La société EMJK a perçu les fonds et établi les documents nécessaires à la circulation du véhicule.
Un contrôle technique du 5 octobre 2018 était réalisé dans le cadre de la vente par la SASU CAR CONTRÔLE.
Le 27 janvier 2020, [K] [O] faisait réaliser la révision et la vidange du véhicule auprès du concessionnaire MONDIAL PARK AUTO qui constatait notamment une corrosion perforante structurelle et des défaillances de sécurité .
Deux rapports non contradictoires respectivement en date des 25 juin et 18 aout 2020 confirmaient l’existence de désordres.
Par ordonnance du juge des référés en date du 7 septembre 2021, une expertise judiciaire était ordonnée et confiée à M. [P] qui déposait son rapport le 24 janvier 2024.
Par exploit de commissaire de justice les 25 septembre, 30 septembre et 7 octobre 2024 délivrée par Monsieur [K] [O] à Monsieur [T] exerçant sous l’enseigne EMJK, Monsieur [S] [H] et à la SASU CAR CONTROLE.
Par conclusions notifiées par RPVA le 29 avril 2025, M. [O] sollicite du Tribunal Judiciaire de Toulon de :
Rejeter toutes conclusions contraires comme injustes et en tous cas mal fondées,
Rejeter les demandes et contestations adverses,
A titre principal au regard du vendeur, au visa des articles 1641 et suivants du code civil, et subsidiairement au visa des articles 1603, 1604, 1644 et suivant, 1616 et suivants du code Civil,
Au regard du contrôleur technique au visa des articles 1240 et suivants du code civil, et des articles 1346 et suivants du code civil pour la subrogation.
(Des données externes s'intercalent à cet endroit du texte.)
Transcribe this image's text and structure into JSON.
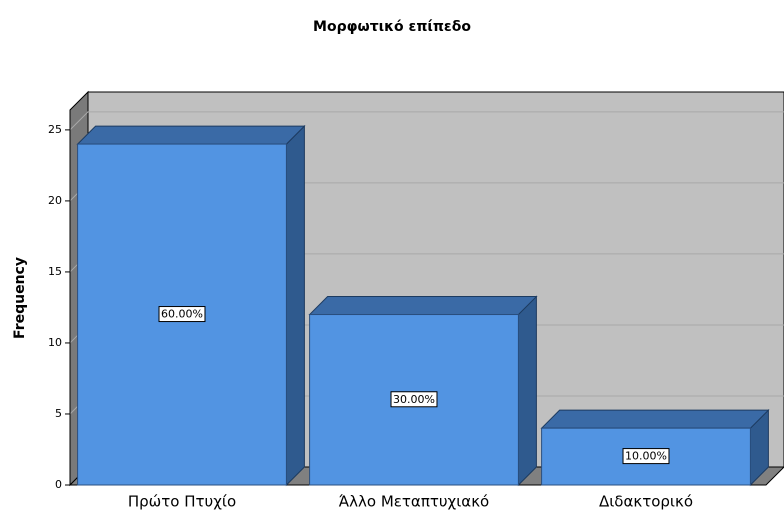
{
  "chart_data": {
    "type": "bar3d",
    "title": "Μορφωτικό επίπεδο",
    "y_label": "Frequency",
    "categories": [
      "Πρώτο Πτυχίο",
      "Άλλο Μεταπτυχιακό",
      "Διδακτορικό"
    ],
    "values": [
      24,
      12,
      4
    ],
    "bar_labels": [
      "60.00%",
      "30.00%",
      "10.00%"
    ],
    "color": "#5294e2",
    "ylim": [
      0,
      26.4
    ],
    "yticks": [
      0,
      5,
      10,
      15,
      20,
      25
    ],
    "grid": true
  }
}
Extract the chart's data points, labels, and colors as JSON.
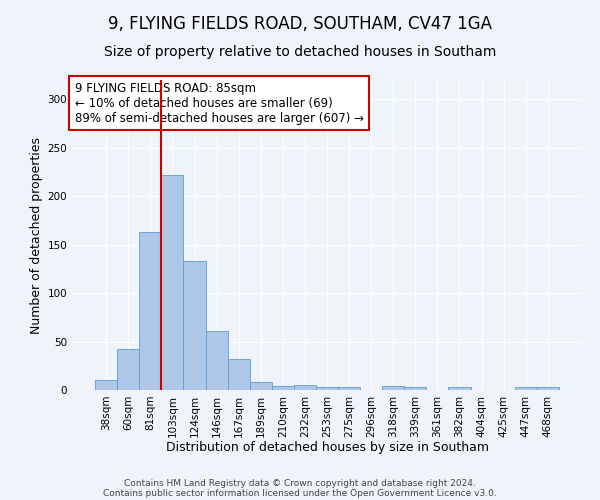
{
  "title1": "9, FLYING FIELDS ROAD, SOUTHAM, CV47 1GA",
  "title2": "Size of property relative to detached houses in Southam",
  "xlabel": "Distribution of detached houses by size in Southam",
  "ylabel": "Number of detached properties",
  "categories": [
    "38sqm",
    "60sqm",
    "81sqm",
    "103sqm",
    "124sqm",
    "146sqm",
    "167sqm",
    "189sqm",
    "210sqm",
    "232sqm",
    "253sqm",
    "275sqm",
    "296sqm",
    "318sqm",
    "339sqm",
    "361sqm",
    "382sqm",
    "404sqm",
    "425sqm",
    "447sqm",
    "468sqm"
  ],
  "values": [
    10,
    42,
    163,
    222,
    133,
    61,
    32,
    8,
    4,
    5,
    3,
    3,
    0,
    4,
    3,
    0,
    3,
    0,
    0,
    3,
    3
  ],
  "bar_color": "#aec6e8",
  "bar_edge_color": "#5a9fd4",
  "vline_x": 2.5,
  "vline_color": "#cc0000",
  "annotation_line1": "9 FLYING FIELDS ROAD: 85sqm",
  "annotation_line2": "← 10% of detached houses are smaller (69)",
  "annotation_line3": "89% of semi-detached houses are larger (607) →",
  "annotation_box_color": "white",
  "annotation_box_edge": "#cc0000",
  "ylim": [
    0,
    320
  ],
  "yticks": [
    0,
    50,
    100,
    150,
    200,
    250,
    300
  ],
  "footer1": "Contains HM Land Registry data © Crown copyright and database right 2024.",
  "footer2": "Contains public sector information licensed under the Open Government Licence v3.0.",
  "bg_color": "#f0f4fa",
  "grid_color": "white",
  "title1_fontsize": 12,
  "title2_fontsize": 10,
  "xlabel_fontsize": 9,
  "ylabel_fontsize": 9,
  "tick_fontsize": 7.5,
  "annotation_fontsize": 8.5,
  "footer_fontsize": 6.5
}
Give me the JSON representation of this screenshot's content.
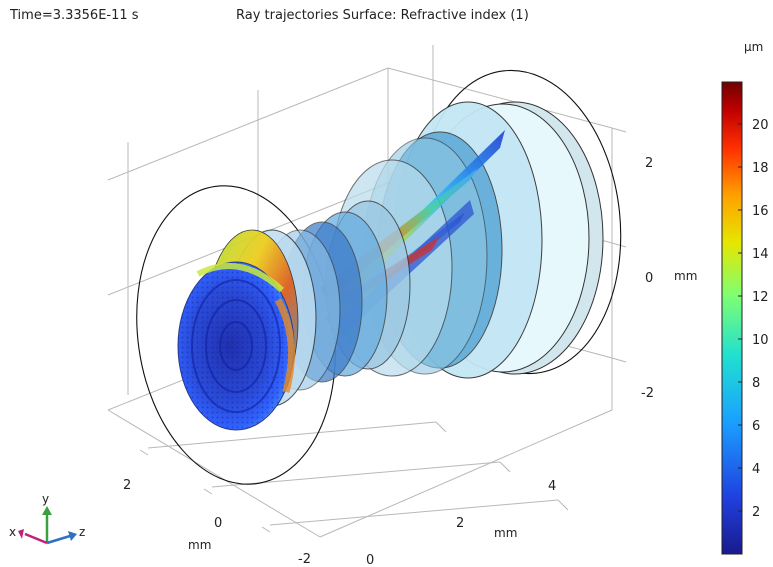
{
  "header": {
    "time_label": "Time=3.3356E-11 s",
    "plot_title": "Ray trajectories  Surface: Refractive index (1)"
  },
  "axes": {
    "z_ticks": [
      "2",
      "0",
      "-2"
    ],
    "z_unit": "mm",
    "x_ticks": [
      "2",
      "0",
      "-2"
    ],
    "x_unit": "mm",
    "y_ticks": [
      "0",
      "2",
      "4"
    ],
    "y_unit": "mm"
  },
  "triad": {
    "x": "x",
    "y": "y",
    "z": "z"
  },
  "colorbar": {
    "unit": "µm",
    "ticks": [
      "20",
      "18",
      "16",
      "14",
      "12",
      "10",
      "8",
      "6",
      "4",
      "2"
    ],
    "colors": [
      "#7f0000",
      "#c80000",
      "#ff4000",
      "#ffa000",
      "#e6e600",
      "#80ff80",
      "#20e0c0",
      "#00a0ff",
      "#2050e0",
      "#1a1a8c"
    ]
  }
}
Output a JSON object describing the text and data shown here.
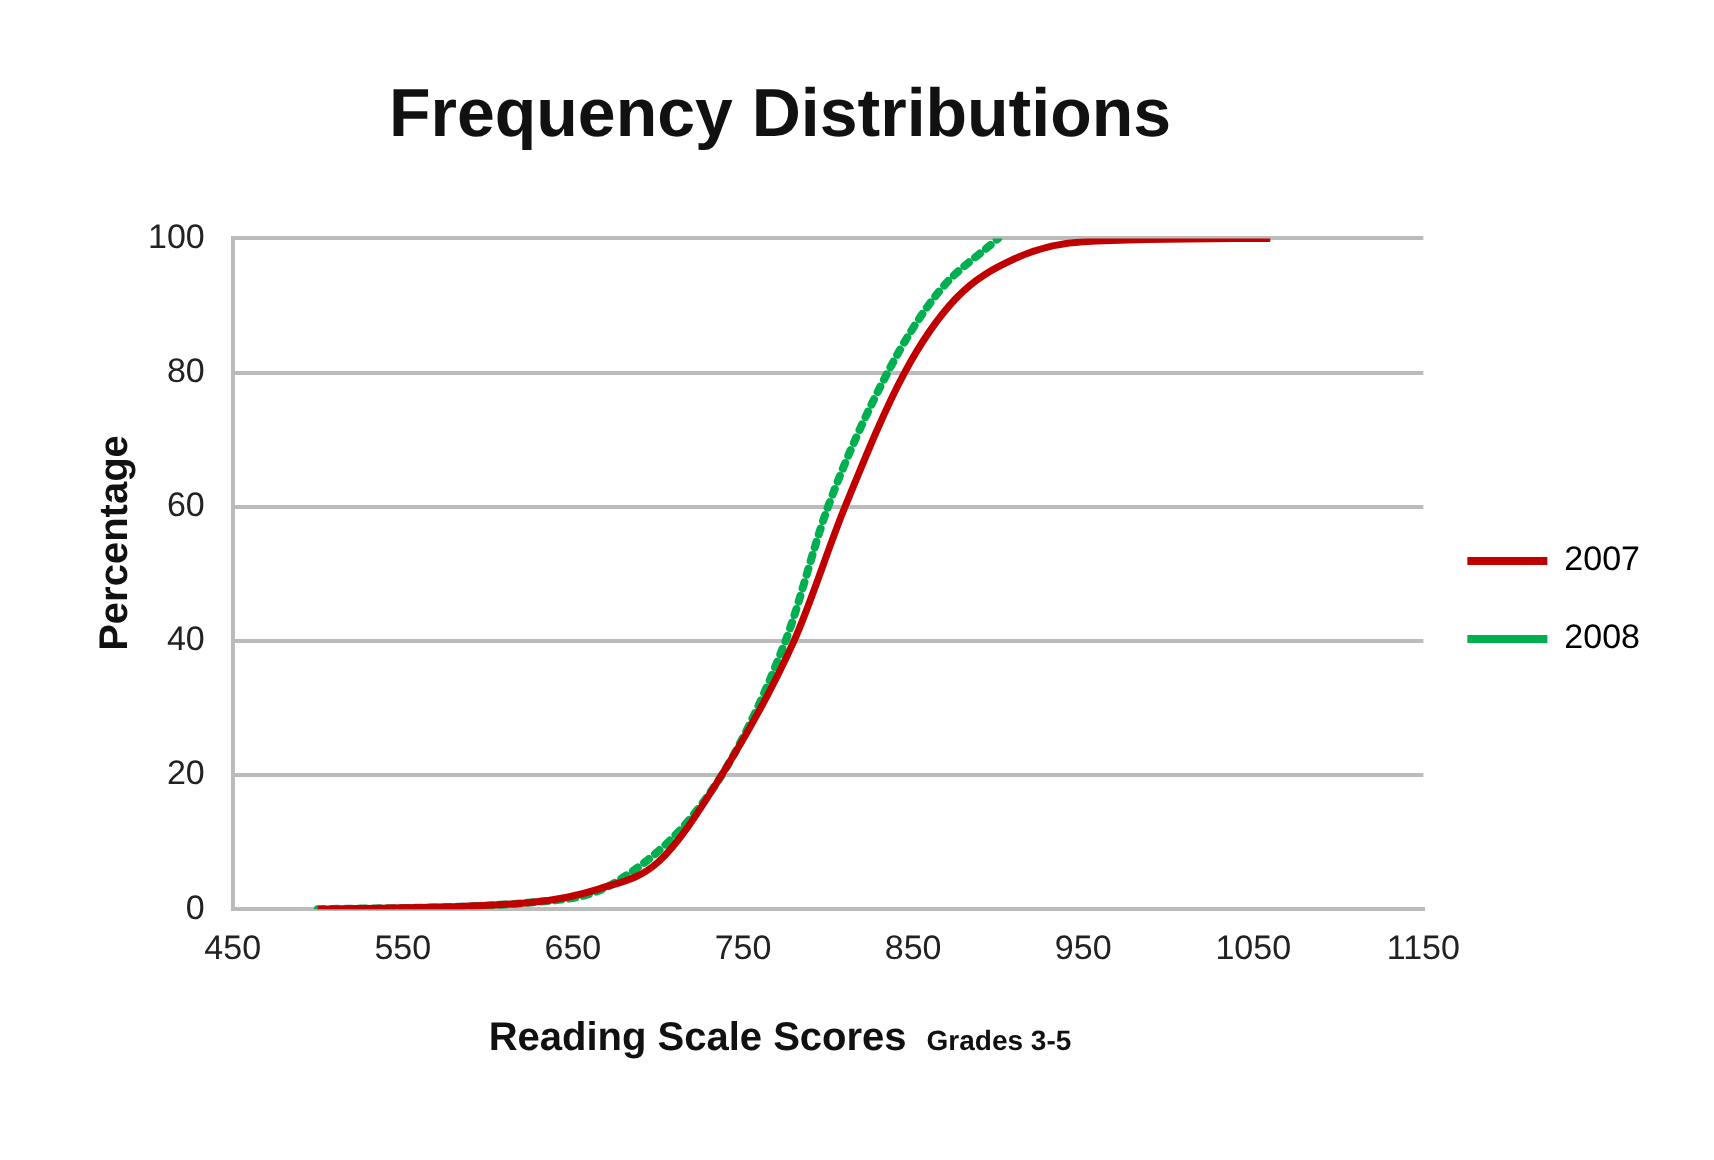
{
  "chart_data": {
    "type": "line",
    "title": "Frequency Distributions",
    "xlabel": "Reading Scale Scores",
    "ylabel": "Percentage",
    "annotations": [
      "Grades 3-5"
    ],
    "xlim": [
      450,
      1150
    ],
    "xticks": [
      450,
      550,
      650,
      750,
      850,
      950,
      1050,
      1150
    ],
    "ylim": [
      0,
      100
    ],
    "yticks": [
      0,
      20,
      40,
      60,
      80,
      100
    ],
    "grid": "y",
    "legend": "right",
    "marker": "none",
    "series": [
      {
        "name": "2007",
        "color": "#c00000",
        "line_style": "solid",
        "x": [
          500,
          625,
          665,
          700,
          735,
          780,
          810,
          845,
          875,
          910,
          950,
          1060
        ],
        "values": [
          0,
          1,
          3,
          7,
          19,
          40,
          60,
          80,
          91,
          97,
          99.5,
          100
        ]
      },
      {
        "name": "2008",
        "color": "#00b050",
        "line_style": "dotted",
        "x": [
          500,
          625,
          675,
          735,
          775,
          800,
          835,
          865,
          900
        ],
        "values": [
          0,
          1,
          4,
          19,
          40,
          60,
          80,
          92,
          100
        ]
      }
    ]
  }
}
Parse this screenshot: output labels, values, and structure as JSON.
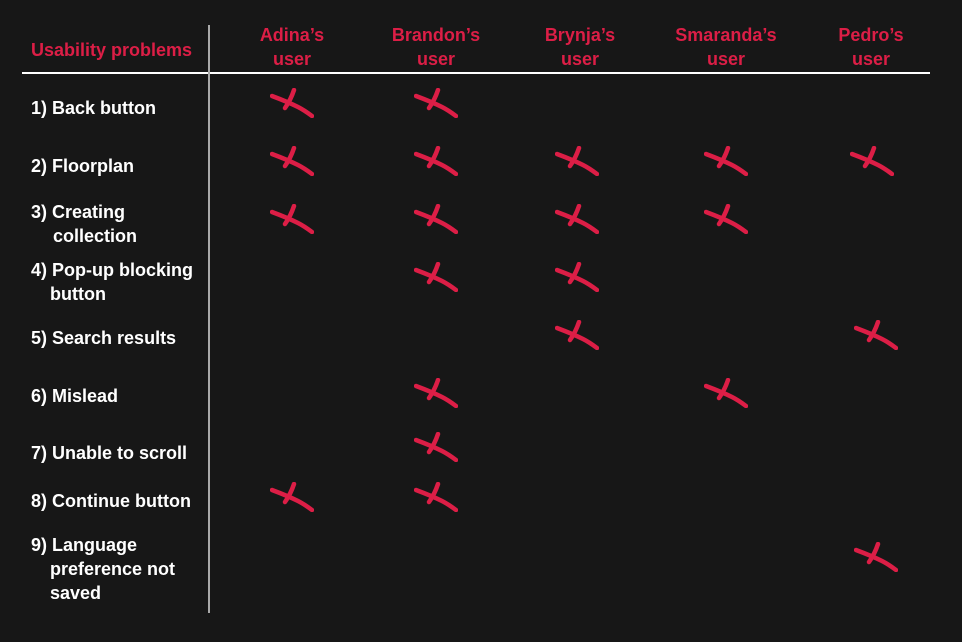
{
  "header": {
    "corner_label": "Usability problems",
    "columns": [
      {
        "line1": "Adina’s",
        "line2": "user"
      },
      {
        "line1": "Brandon’s",
        "line2": "user"
      },
      {
        "line1": "Brynja’s",
        "line2": "user"
      },
      {
        "line1": "Smaranda’s",
        "line2": "user"
      },
      {
        "line1": "Pedro’s",
        "line2": "user"
      }
    ]
  },
  "colors": {
    "accent": "#dc1e46",
    "text": "#ffffff",
    "background": "#171717"
  },
  "mark_icon": "x-check-icon",
  "rows": [
    {
      "lines": [
        "1) Back button"
      ],
      "marks": [
        true,
        true,
        false,
        false,
        false
      ]
    },
    {
      "lines": [
        "2) Floorplan"
      ],
      "marks": [
        true,
        true,
        true,
        true,
        true
      ]
    },
    {
      "lines": [
        "3) Creating",
        "collection"
      ],
      "marks": [
        true,
        true,
        true,
        true,
        false
      ]
    },
    {
      "lines": [
        "4) Pop-up blocking",
        "button"
      ],
      "marks": [
        false,
        true,
        true,
        false,
        false
      ]
    },
    {
      "lines": [
        "5) Search results"
      ],
      "marks": [
        false,
        false,
        true,
        false,
        true
      ]
    },
    {
      "lines": [
        "6) Mislead"
      ],
      "marks": [
        false,
        true,
        false,
        true,
        false
      ]
    },
    {
      "lines": [
        "7) Unable to scroll"
      ],
      "marks": [
        false,
        true,
        false,
        false,
        false
      ]
    },
    {
      "lines": [
        "8) Continue button"
      ],
      "marks": [
        true,
        true,
        false,
        false,
        false
      ]
    },
    {
      "lines": [
        "9) Language",
        "preference not",
        "saved"
      ],
      "marks": [
        false,
        false,
        false,
        false,
        true
      ]
    }
  ]
}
Au regard du réparateur dépôt-vendeur au visa des articles 1641 et suivants du code
civil sur les vices cachés, 1103 et suivants, 1231.1 et suivants du code civil sur les conventions légalement formées et les dommages et intérêts et 1112.1 et suivants du code civil sur le devoir d’information
Rejeter toutes conclusions contraires comme injustes et en tous cas mal fondées,
Débouter les défendeurs de toute demande et/ou contestation
Retenir à leur encontre leur parfaite connaissance des vices et les condamner à l’entière indemnisation du requérant, de même que le centre de Contrôle technique qui a failli gravement à ses obligations.
En outre, constater les manquements du Centre de Contrôle technique SASU CAR FRANCE par lesquels Monsieur [O] n’a pu avoir connaissance de l’état réel du véhicule, et ce au sens des articles 1240 et suivants du code civil .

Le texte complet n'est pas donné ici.